Nasal Mucus Goldenbear said:
This is the first time I've heard of PS underemphasizing experience. Is "over all" experience different from game playing experience? Perhaps just as important as (in some years, more important than) future injuries is quality depth to cover for inevitable injuries (quality depth is prob easier to predict than injuries given game playing experience and the addition of some rare sure-thing prep/jc superstars).
Quote:
The dubious ones
depth is important and measurable, but we had depth at LB last year but were not the same when Downs went down. USC has all kinds of depth every year but they could not recover from the shear number of injuries they had last year.
Also, there are times when injuries hit the same position over and over wiping out whatever depth there is. For some reason, this happens quite frequently and has happened at Cal. For example Cal had their secondary wiped out a few years back. They had their DL position hit hard at one time 2 years ago.

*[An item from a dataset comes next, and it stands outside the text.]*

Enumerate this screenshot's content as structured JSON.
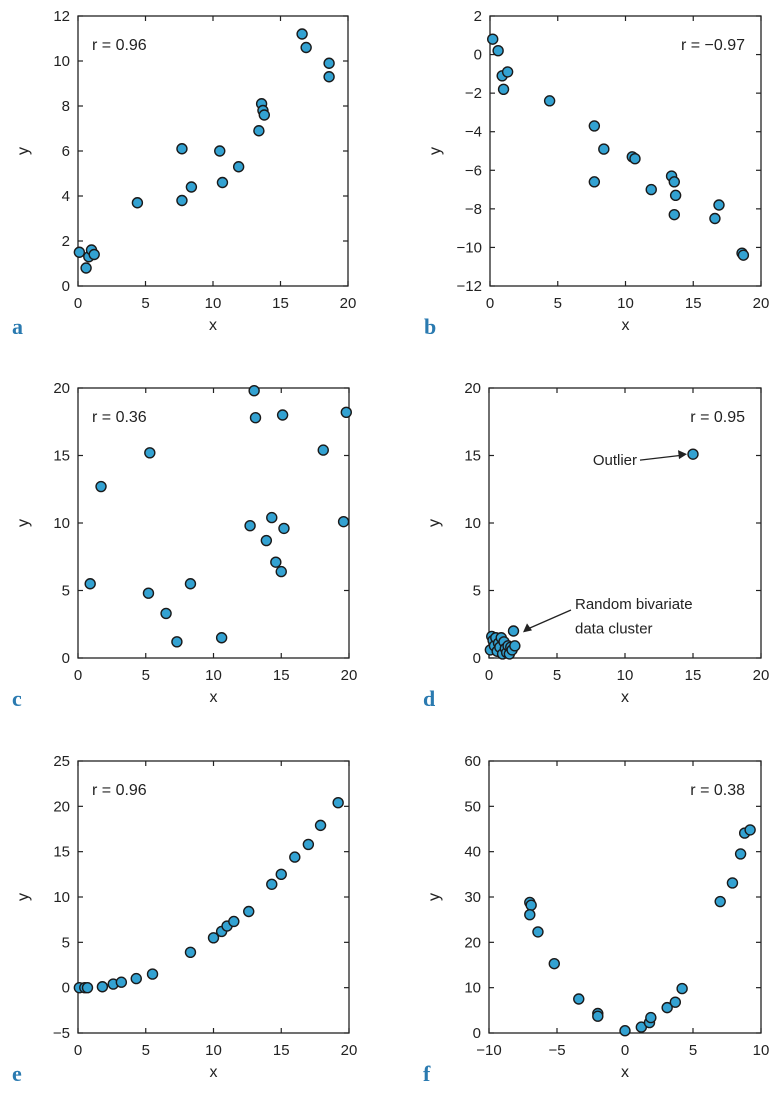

I think under JT one year the RB position was hit hard.
The point is that injuries, at least right now, are not predictable and yet they impact the game significantly which reduces the effectiveness of guys like PS.
Potentially PS or others could develop a metric that could have significant predictive value when it comes to injuries. The way to do that is to look at the archives and see if any data relating to injuries proves to have significant predictive value from year to year. This is actually the way he developed many of his current metrics. At some number or value, all data becomes significant. For example turnovers become important when there are enough of them or when there is a certain margin. PS studies what that threshold is when such things actually have predictive value.
A similar study could be done to see what injury data, if any, has had predictive value. For example, a team that has x number of injuries to starters in year 1
may not be likely to have less injuries the following year, but a team that has y number of injuries
is likely to have less injuries the following year. That threshold could be one of several data points that go into a predictive metric regarding injuries and their impact.
On the issue of experience and PS: He does quite a lot on experience, but I don't think he values it as much as "talent" according to his PS number and I disagree with that. I also think it throws off his depth charts.